Thursday 27 August 2015

China falters, and the global economy is forced to adapt

Now, BHP is pulling back, faced with a slowing Chinese economy that will no longer be the same dominant force in commodities. Profit is falling and the company is cutting its exploration budget by more than two-thirds  Intraday Trading Tips

China's rapid growth over the last decade reshaped the world economy, creating a powerful driver of corporate strategies, financial markets and geopolitical decisions. China seemed to have a one-way trajectory, momentum that would provide a steady source of profit and capital.

But deepening economic fears about China, which culminated this week in a global market rout, are now forcing a broad rethinking of the conventional wisdom.
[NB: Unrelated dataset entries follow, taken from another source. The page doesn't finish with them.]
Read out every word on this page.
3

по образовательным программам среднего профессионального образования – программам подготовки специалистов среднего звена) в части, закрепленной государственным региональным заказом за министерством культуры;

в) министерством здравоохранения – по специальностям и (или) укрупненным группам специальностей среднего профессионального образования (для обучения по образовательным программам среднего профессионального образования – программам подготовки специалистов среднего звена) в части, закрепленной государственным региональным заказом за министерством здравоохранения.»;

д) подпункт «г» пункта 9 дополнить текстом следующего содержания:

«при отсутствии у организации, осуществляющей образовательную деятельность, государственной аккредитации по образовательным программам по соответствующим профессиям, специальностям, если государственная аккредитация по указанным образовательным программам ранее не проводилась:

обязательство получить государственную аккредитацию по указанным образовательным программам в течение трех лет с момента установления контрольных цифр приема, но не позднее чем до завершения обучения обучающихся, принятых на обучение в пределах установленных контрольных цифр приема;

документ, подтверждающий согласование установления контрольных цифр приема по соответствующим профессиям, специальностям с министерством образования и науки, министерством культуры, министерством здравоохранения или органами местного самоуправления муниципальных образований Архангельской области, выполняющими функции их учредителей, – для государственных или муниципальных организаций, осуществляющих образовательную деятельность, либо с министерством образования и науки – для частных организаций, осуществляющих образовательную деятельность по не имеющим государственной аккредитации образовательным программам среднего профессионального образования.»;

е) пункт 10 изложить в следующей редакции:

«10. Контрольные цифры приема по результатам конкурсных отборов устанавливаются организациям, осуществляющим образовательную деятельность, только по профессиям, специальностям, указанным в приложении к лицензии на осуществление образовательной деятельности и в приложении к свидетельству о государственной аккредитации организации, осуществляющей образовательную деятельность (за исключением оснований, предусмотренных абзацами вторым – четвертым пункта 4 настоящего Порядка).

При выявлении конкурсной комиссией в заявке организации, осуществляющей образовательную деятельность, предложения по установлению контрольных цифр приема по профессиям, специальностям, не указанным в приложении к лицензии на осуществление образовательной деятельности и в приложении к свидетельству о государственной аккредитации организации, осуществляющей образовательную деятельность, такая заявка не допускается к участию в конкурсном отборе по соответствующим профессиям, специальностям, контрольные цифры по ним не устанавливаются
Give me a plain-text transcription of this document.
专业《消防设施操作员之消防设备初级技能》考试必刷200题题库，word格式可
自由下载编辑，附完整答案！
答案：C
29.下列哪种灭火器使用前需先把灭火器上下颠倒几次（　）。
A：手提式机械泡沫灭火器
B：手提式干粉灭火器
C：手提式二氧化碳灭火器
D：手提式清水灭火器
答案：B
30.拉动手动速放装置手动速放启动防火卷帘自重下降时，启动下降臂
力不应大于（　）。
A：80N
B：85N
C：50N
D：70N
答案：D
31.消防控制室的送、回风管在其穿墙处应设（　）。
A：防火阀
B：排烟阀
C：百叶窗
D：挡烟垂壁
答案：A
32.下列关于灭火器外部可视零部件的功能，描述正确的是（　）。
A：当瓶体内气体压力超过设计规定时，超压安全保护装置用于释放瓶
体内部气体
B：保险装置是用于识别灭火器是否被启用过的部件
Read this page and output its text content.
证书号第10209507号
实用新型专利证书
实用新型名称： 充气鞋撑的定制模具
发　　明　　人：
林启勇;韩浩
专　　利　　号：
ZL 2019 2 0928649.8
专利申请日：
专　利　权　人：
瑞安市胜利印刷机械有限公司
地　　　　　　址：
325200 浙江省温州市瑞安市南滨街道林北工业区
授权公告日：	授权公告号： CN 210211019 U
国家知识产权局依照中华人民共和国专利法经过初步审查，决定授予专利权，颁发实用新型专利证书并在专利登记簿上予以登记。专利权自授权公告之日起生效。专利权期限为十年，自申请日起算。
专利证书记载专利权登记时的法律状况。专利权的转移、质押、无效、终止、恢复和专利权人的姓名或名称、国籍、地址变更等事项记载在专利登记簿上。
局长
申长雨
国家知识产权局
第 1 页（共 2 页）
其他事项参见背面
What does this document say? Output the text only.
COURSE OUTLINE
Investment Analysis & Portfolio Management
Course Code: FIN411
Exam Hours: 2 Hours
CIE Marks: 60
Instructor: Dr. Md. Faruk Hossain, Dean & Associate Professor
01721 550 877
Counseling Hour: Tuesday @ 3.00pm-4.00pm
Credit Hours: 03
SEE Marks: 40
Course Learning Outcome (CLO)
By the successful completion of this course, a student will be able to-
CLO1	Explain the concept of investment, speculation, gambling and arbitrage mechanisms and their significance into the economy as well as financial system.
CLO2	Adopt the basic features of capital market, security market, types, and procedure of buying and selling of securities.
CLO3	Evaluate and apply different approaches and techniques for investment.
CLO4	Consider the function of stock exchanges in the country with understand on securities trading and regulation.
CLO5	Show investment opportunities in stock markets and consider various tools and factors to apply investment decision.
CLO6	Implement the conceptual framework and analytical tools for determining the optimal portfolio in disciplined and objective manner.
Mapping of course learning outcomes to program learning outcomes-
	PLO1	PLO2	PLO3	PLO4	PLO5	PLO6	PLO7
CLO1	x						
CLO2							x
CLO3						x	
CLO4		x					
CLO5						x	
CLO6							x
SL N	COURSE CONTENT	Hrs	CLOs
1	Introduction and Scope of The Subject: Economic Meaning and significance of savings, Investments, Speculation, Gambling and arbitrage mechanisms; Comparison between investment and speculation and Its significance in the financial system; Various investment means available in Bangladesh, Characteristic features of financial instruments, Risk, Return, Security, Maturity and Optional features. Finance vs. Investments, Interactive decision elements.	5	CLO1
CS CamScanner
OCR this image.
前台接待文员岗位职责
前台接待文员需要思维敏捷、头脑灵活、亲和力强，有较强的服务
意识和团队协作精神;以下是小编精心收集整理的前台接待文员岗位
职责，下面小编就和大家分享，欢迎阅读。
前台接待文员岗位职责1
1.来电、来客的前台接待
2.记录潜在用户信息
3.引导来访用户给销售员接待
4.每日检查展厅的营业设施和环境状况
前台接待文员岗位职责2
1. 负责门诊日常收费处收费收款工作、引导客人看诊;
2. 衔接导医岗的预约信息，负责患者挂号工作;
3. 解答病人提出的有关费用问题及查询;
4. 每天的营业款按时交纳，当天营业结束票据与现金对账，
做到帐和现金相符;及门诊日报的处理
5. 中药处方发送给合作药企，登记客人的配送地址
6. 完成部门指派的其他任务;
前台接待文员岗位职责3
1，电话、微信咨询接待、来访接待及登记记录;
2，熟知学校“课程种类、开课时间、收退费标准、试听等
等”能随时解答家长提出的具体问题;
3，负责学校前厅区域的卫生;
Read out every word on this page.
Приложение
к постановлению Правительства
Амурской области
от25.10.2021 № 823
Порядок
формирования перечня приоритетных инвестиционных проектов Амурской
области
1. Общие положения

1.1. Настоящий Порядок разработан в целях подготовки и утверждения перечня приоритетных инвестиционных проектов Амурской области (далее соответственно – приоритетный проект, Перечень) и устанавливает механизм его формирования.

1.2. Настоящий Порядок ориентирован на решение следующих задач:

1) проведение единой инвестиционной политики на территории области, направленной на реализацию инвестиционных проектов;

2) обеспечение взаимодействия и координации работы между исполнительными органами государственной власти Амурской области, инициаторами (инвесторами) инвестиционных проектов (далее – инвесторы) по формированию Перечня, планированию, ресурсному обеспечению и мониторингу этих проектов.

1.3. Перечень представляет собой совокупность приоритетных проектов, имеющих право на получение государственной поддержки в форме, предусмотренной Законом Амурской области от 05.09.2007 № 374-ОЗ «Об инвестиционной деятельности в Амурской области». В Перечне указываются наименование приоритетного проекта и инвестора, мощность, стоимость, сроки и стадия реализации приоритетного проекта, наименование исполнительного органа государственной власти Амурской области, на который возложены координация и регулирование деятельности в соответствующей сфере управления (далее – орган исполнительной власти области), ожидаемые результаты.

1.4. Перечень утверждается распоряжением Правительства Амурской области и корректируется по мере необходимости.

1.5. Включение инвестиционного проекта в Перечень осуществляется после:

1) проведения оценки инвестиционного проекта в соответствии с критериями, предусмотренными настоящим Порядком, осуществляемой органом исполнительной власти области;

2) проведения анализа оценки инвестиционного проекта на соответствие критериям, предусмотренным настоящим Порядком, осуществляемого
Even as markets show signs of stabilizing, the resulting shock waves could be lasting, by exposing a new reality that China is no longer a sure bet  Free Share Tips 

China, while still a large and pervasive presence in the global economy, is now exporting uncertainty around the world with the potential for choppier growth and volatile swings. The tectonic shift is forcing a gut check in industries that have built their strategies and plotted their profits around China's rise.

Industrial and commodity multinationals face the most pressing concerns, as they scramble to stem the profit slide from weaker consumption. Caterpillar cut back factory production, with sales of construction equipment in China dropping by half in the first six months of the year.

0 Comments:

Post a Comment

Note: only a member of this blog may post a comment.